Are we not entitled as American citizens to expect U.S. based social web empires like Twitter, Instagram, Facebook, YouTube, etc., to let us determine for ourselves what is factual and what is not as we consume content over the web? Conversely, are American content providers and private citizens on social media not entitled to free speech and free press on these platforms?
These two questions are tightly coupled so I've dared to ask them together in one post.
I can certainly agree that allowing video on YouTube displaying a man's execution is very distasteful and inappropriate for public audiences, and that dangerous bomb-making instructions ought not be generally disseminated over public venues like Wikipedia.
But simple differences of opinion in regards to government and public policy are frequently being censored lately right in front of our eyes over these channels.
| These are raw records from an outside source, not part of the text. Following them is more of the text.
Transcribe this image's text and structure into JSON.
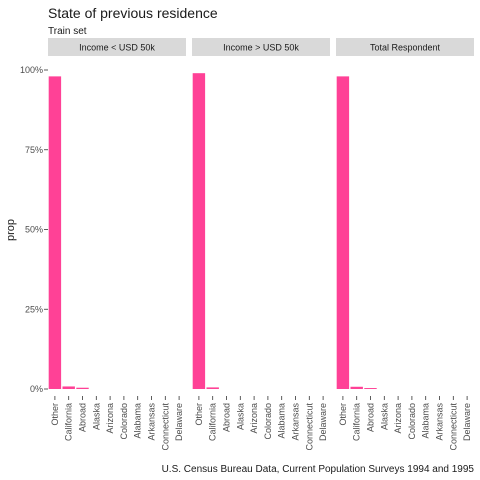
{
  "chart_data": {
    "type": "bar",
    "title": "State of previous residence",
    "subtitle": "Train set",
    "caption": "U.S. Census Bureau Data, Current Population Surveys 1994 and 1995",
    "xlabel": "",
    "ylabel": "prop",
    "ylim": [
      0,
      1
    ],
    "yticks": [
      "0%",
      "25%",
      "50%",
      "75%",
      "100%"
    ],
    "bar_color": "#ff4196",
    "categories": [
      "Other",
      "California",
      "Abroad",
      "Alaska",
      "Arizona",
      "Colorado",
      "Alabama",
      "Arkansas",
      "Connecticut",
      "Delaware"
    ],
    "panels": [
      {
        "name": "Income < USD 50k",
        "values": [
          0.98,
          0.008,
          0.004,
          0,
          0,
          0,
          0,
          0,
          0,
          0
        ]
      },
      {
        "name": "Income > USD 50k",
        "values": [
          0.99,
          0.005,
          0,
          0,
          0,
          0,
          0,
          0,
          0,
          0
        ]
      },
      {
        "name": "Total Respondent",
        "values": [
          0.98,
          0.007,
          0.003,
          0,
          0,
          0,
          0,
          0,
          0,
          0
        ]
      }
    ]
  }
}
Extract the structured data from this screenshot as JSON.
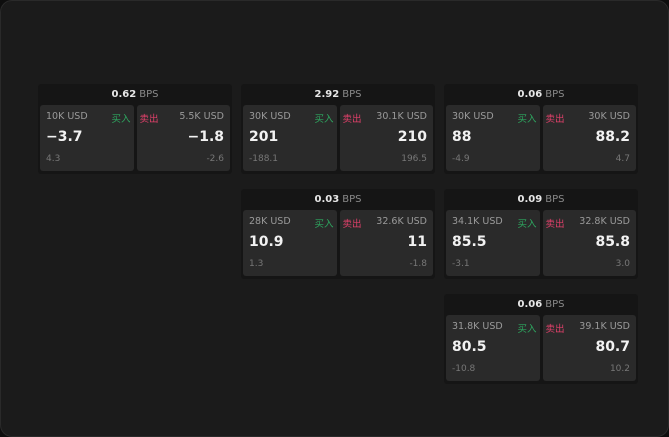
{
  "unit": "BPS",
  "buy_label": "买入",
  "sell_label": "卖出",
  "colors": {
    "buy": "#2ea860",
    "sell": "#e0406a"
  },
  "cards": [
    {
      "spread": "0.62",
      "bid": {
        "qty": "10K USD",
        "price": "−3.7",
        "change": "4.3"
      },
      "ask": {
        "qty": "5.5K USD",
        "price": "−1.8",
        "change": "-2.6"
      }
    },
    {
      "spread": "2.92",
      "bid": {
        "qty": "30K USD",
        "price": "201",
        "change": "-188.1"
      },
      "ask": {
        "qty": "30.1K USD",
        "price": "210",
        "change": "196.5"
      }
    },
    {
      "spread": "0.06",
      "bid": {
        "qty": "30K USD",
        "price": "88",
        "change": "-4.9"
      },
      "ask": {
        "qty": "30K USD",
        "price": "88.2",
        "change": "4.7"
      }
    },
    {
      "spread": "0.03",
      "bid": {
        "qty": "28K USD",
        "price": "10.9",
        "change": "1.3"
      },
      "ask": {
        "qty": "32.6K USD",
        "price": "11",
        "change": "-1.8"
      }
    },
    {
      "spread": "0.09",
      "bid": {
        "qty": "34.1K USD",
        "price": "85.5",
        "change": "-3.1"
      },
      "ask": {
        "qty": "32.8K USD",
        "price": "85.8",
        "change": "3.0"
      }
    },
    {
      "spread": "0.06",
      "bid": {
        "qty": "31.8K USD",
        "price": "80.5",
        "change": "-10.8"
      },
      "ask": {
        "qty": "39.1K USD",
        "price": "80.7",
        "change": "10.2"
      }
    }
  ]
}
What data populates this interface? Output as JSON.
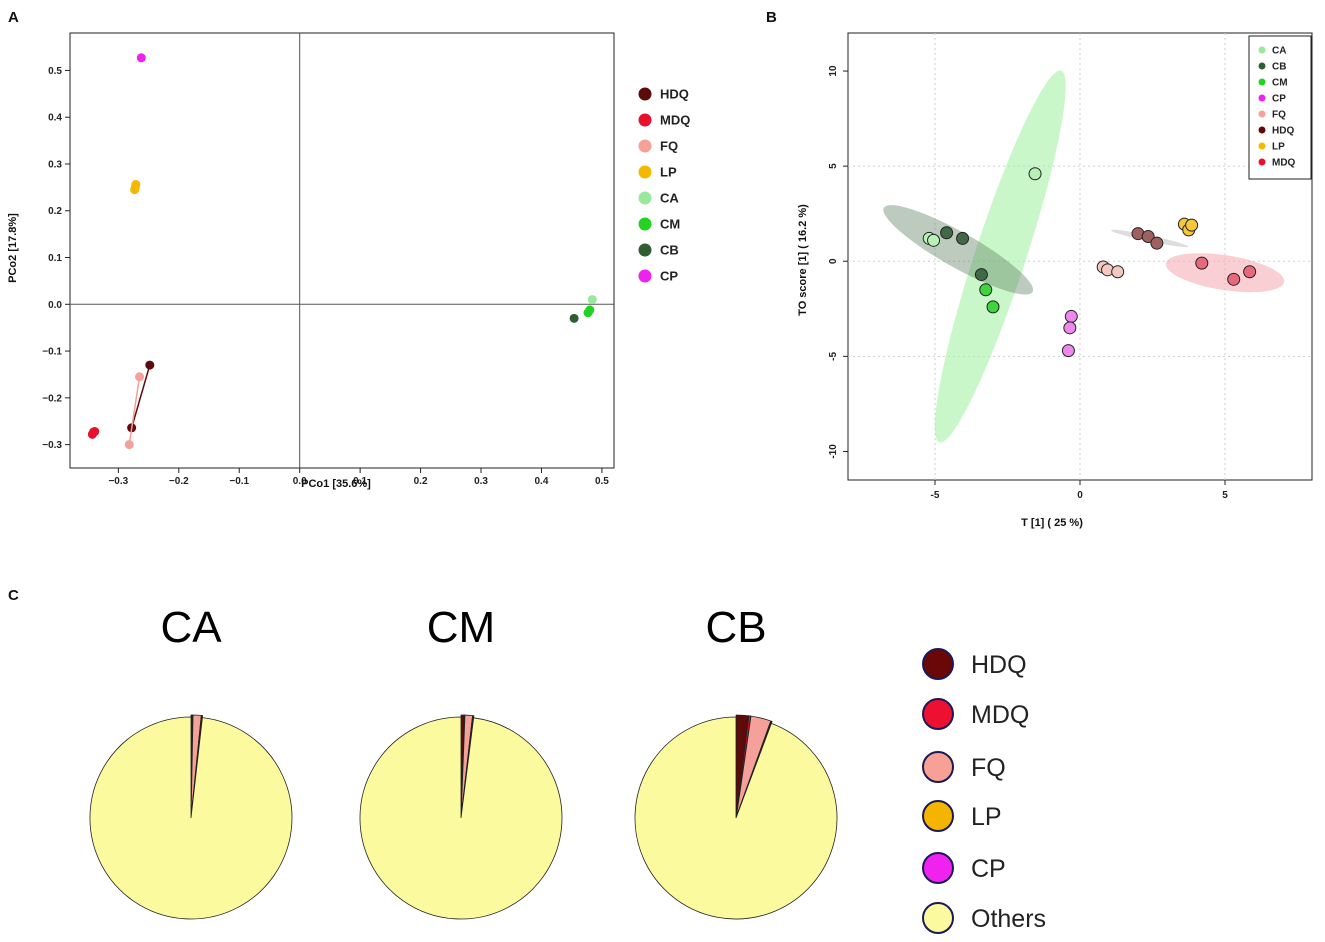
{
  "panels": {
    "A": {
      "letter": "A",
      "xlabel": "PCo1 [35.6%]",
      "ylabel": "PCo2 [17.8%]",
      "xticks": [
        -0.3,
        -0.2,
        -0.1,
        0.0,
        0.1,
        0.2,
        0.3,
        0.4,
        0.5
      ],
      "xtick_labels": [
        "−0.3",
        "−0.2",
        "−0.1",
        "0.0",
        "0.1",
        "0.2",
        "0.3",
        "0.4",
        "0.5"
      ],
      "yticks": [
        -0.3,
        -0.2,
        -0.1,
        0.0,
        0.1,
        0.2,
        0.3,
        0.4,
        0.5
      ],
      "ytick_labels": [
        "−0.3",
        "−0.2",
        "−0.1",
        "0.0",
        "0.1",
        "0.2",
        "0.3",
        "0.4",
        "0.5"
      ],
      "xlim": [
        -0.38,
        0.52
      ],
      "ylim": [
        -0.35,
        0.58
      ]
    },
    "B": {
      "letter": "B",
      "xlabel": "T [1] ( 25 %)",
      "ylabel": "TO score [1] ( 16.2 %)",
      "xticks": [
        -5,
        0,
        5
      ],
      "xtick_labels": [
        "-5",
        "0",
        "5"
      ],
      "yticks": [
        -10,
        -5,
        0,
        5,
        10
      ],
      "ytick_labels": [
        "-10",
        "-5",
        "0",
        "5",
        "10"
      ],
      "xlim": [
        -8,
        8
      ],
      "ylim": [
        -11.5,
        12
      ]
    },
    "C": {
      "letter": "C"
    }
  },
  "colors": {
    "HDQ": "#5c0a0a",
    "MDQ": "#e8102a",
    "FQ": "#f5a098",
    "LP": "#f5b800",
    "CA": "#9ae89a",
    "CM": "#22d322",
    "CB": "#2f5e33",
    "CP": "#ee22ee",
    "Others": "#fbfa9f"
  },
  "chart_data": [
    {
      "type": "scatter",
      "title": "A",
      "xlabel": "PCo1 [35.6%]",
      "ylabel": "PCo2 [17.8%]",
      "xlim": [
        -0.38,
        0.52
      ],
      "ylim": [
        -0.35,
        0.58
      ],
      "legend": [
        "HDQ",
        "MDQ",
        "FQ",
        "LP",
        "CA",
        "CM",
        "CB",
        "CP"
      ],
      "series": [
        {
          "name": "HDQ",
          "points": [
            [
              -0.248,
              -0.13
            ],
            [
              -0.278,
              -0.264
            ]
          ],
          "connected": true
        },
        {
          "name": "MDQ",
          "points": [
            [
              -0.343,
              -0.278
            ],
            [
              -0.341,
              -0.273
            ],
            [
              -0.339,
              -0.272
            ]
          ]
        },
        {
          "name": "FQ",
          "points": [
            [
              -0.265,
              -0.155
            ],
            [
              -0.282,
              -0.3
            ]
          ],
          "connected": true
        },
        {
          "name": "LP",
          "points": [
            [
              -0.273,
              0.245
            ],
            [
              -0.272,
              0.25
            ],
            [
              -0.271,
              0.256
            ]
          ]
        },
        {
          "name": "CA",
          "points": [
            [
              0.484,
              0.01
            ]
          ]
        },
        {
          "name": "CM",
          "points": [
            [
              0.477,
              -0.018
            ],
            [
              0.48,
              -0.012
            ]
          ]
        },
        {
          "name": "CB",
          "points": [
            [
              0.454,
              -0.03
            ]
          ]
        },
        {
          "name": "CP",
          "points": [
            [
              -0.262,
              0.527
            ]
          ]
        }
      ]
    },
    {
      "type": "scatter",
      "title": "B",
      "xlabel": "T [1] ( 25 %)",
      "ylabel": "TO score [1] ( 16.2 %)",
      "xlim": [
        -8,
        8
      ],
      "ylim": [
        -11.5,
        12
      ],
      "grid": true,
      "legend": [
        "CA",
        "CB",
        "CM",
        "CP",
        "FQ",
        "HDQ",
        "LP",
        "MDQ"
      ],
      "series": [
        {
          "name": "CA",
          "points": [
            [
              -5.2,
              1.2
            ],
            [
              -5.05,
              1.1
            ],
            [
              -1.55,
              4.6
            ]
          ]
        },
        {
          "name": "CB",
          "points": [
            [
              -4.6,
              1.5
            ],
            [
              -4.05,
              1.2
            ],
            [
              -3.4,
              -0.7
            ]
          ]
        },
        {
          "name": "CM",
          "points": [
            [
              -3.25,
              -1.5
            ],
            [
              -3.0,
              -2.4
            ]
          ]
        },
        {
          "name": "CP",
          "points": [
            [
              -0.3,
              -2.9
            ],
            [
              -0.35,
              -3.5
            ],
            [
              -0.4,
              -4.7
            ]
          ]
        },
        {
          "name": "FQ",
          "points": [
            [
              0.8,
              -0.3
            ],
            [
              0.95,
              -0.45
            ],
            [
              1.3,
              -0.55
            ]
          ]
        },
        {
          "name": "HDQ",
          "points": [
            [
              2.0,
              1.45
            ],
            [
              2.35,
              1.3
            ],
            [
              2.65,
              0.95
            ]
          ]
        },
        {
          "name": "LP",
          "points": [
            [
              3.6,
              1.95
            ],
            [
              3.75,
              1.65
            ],
            [
              3.85,
              1.9
            ]
          ]
        },
        {
          "name": "MDQ",
          "points": [
            [
              4.2,
              -0.1
            ],
            [
              5.3,
              -0.95
            ],
            [
              5.85,
              -0.55
            ]
          ]
        }
      ],
      "ellipses": [
        {
          "name": "CA",
          "cx": -2.75,
          "cy": 0.25,
          "rx": 10.0,
          "ry": 0.9,
          "angle_deg": 78
        },
        {
          "name": "CB",
          "cx": -4.2,
          "cy": 0.6,
          "rx": 3.4,
          "ry": 0.8,
          "angle_deg": -42
        },
        {
          "name": "HDQ",
          "cx": 2.4,
          "cy": 1.2,
          "rx": 1.4,
          "ry": 0.15,
          "angle_deg": -18
        },
        {
          "name": "MDQ",
          "cx": 5.0,
          "cy": -0.6,
          "rx": 2.1,
          "ry": 0.9,
          "angle_deg": -15
        }
      ]
    },
    {
      "type": "pie",
      "title": "CA",
      "labels": [
        "HDQ",
        "MDQ",
        "FQ",
        "LP",
        "CP",
        "Others"
      ],
      "values": [
        0.2,
        0.1,
        1.3,
        0.1,
        0.1,
        98.2
      ]
    },
    {
      "type": "pie",
      "title": "CM",
      "labels": [
        "HDQ",
        "MDQ",
        "FQ",
        "LP",
        "CP",
        "Others"
      ],
      "values": [
        0.5,
        0.1,
        1.2,
        0.1,
        0.1,
        98.0
      ]
    },
    {
      "type": "pie",
      "title": "CB",
      "labels": [
        "HDQ",
        "MDQ",
        "FQ",
        "LP",
        "CP",
        "Others"
      ],
      "values": [
        2.0,
        0.3,
        3.2,
        0.1,
        0.1,
        94.3
      ]
    }
  ],
  "legend_c": [
    "HDQ",
    "MDQ",
    "FQ",
    "LP",
    "CP",
    "Others"
  ]
}
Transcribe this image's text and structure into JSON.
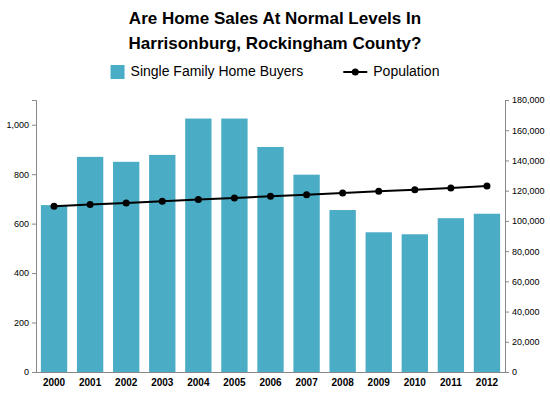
{
  "chart_data": {
    "type": "bar",
    "title": [
      "Are Home Sales At Normal Levels In",
      "Harrisonburg, Rockingham County?"
    ],
    "categories": [
      "2000",
      "2001",
      "2002",
      "2003",
      "2004",
      "2005",
      "2006",
      "2007",
      "2008",
      "2009",
      "2010",
      "2011",
      "2012"
    ],
    "series": [
      {
        "name": "Single Family Home Buyers",
        "type": "bar",
        "color": "#4bacc6",
        "values": [
          675,
          870,
          850,
          878,
          1025,
          1025,
          910,
          798,
          655,
          565,
          557,
          622,
          640
        ]
      },
      {
        "name": "Population",
        "type": "line",
        "color": "#000000",
        "marker": "circle",
        "axis": "y2",
        "values": [
          109700,
          110800,
          111900,
          113000,
          114100,
          115100,
          116300,
          117300,
          118500,
          119600,
          120600,
          121700,
          123100
        ]
      }
    ],
    "ylim": [
      0,
      1100
    ],
    "yticks": [
      0,
      200,
      400,
      600,
      800,
      {
        "value": 1000,
        "label": "1,000"
      }
    ],
    "y2lim": [
      0,
      180000
    ],
    "y2ticks": [
      0,
      {
        "value": 20000,
        "label": "20,000"
      },
      {
        "value": 40000,
        "label": "40,000"
      },
      {
        "value": 60000,
        "label": "60,000"
      },
      {
        "value": 80000,
        "label": "80,000"
      },
      {
        "value": 100000,
        "label": "100,000"
      },
      {
        "value": 120000,
        "label": "120,000"
      },
      {
        "value": 140000,
        "label": "140,000"
      },
      {
        "value": 160000,
        "label": "160,000"
      },
      {
        "value": 180000,
        "label": "180,000"
      }
    ],
    "grid": false,
    "legend": "top"
  }
}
It could be a potential conspiracy theory for all I care! Is it constitutional for Silicon Valley's own Facebook to censor a post and chalk it up to "independent fact-checking"? What I see happening here instead is that this social channel is actively crushing dissent.
Here's a sample of censored video journalism someone posted recently on Facebook (whose content I don't wish to promote, so I've blurred it). Just as I came to watch it, the video stream was shut off on account that it was supposedly, "Partly False". Today, you try to visit the link and it won't even appear. There was nothing violent in it, and nothing explicitly sexual. It was simply an interview with a controversial figure about a controversial subject. Yet this was censored:
Is all this social media censorship a violation of our constitutional rights or not?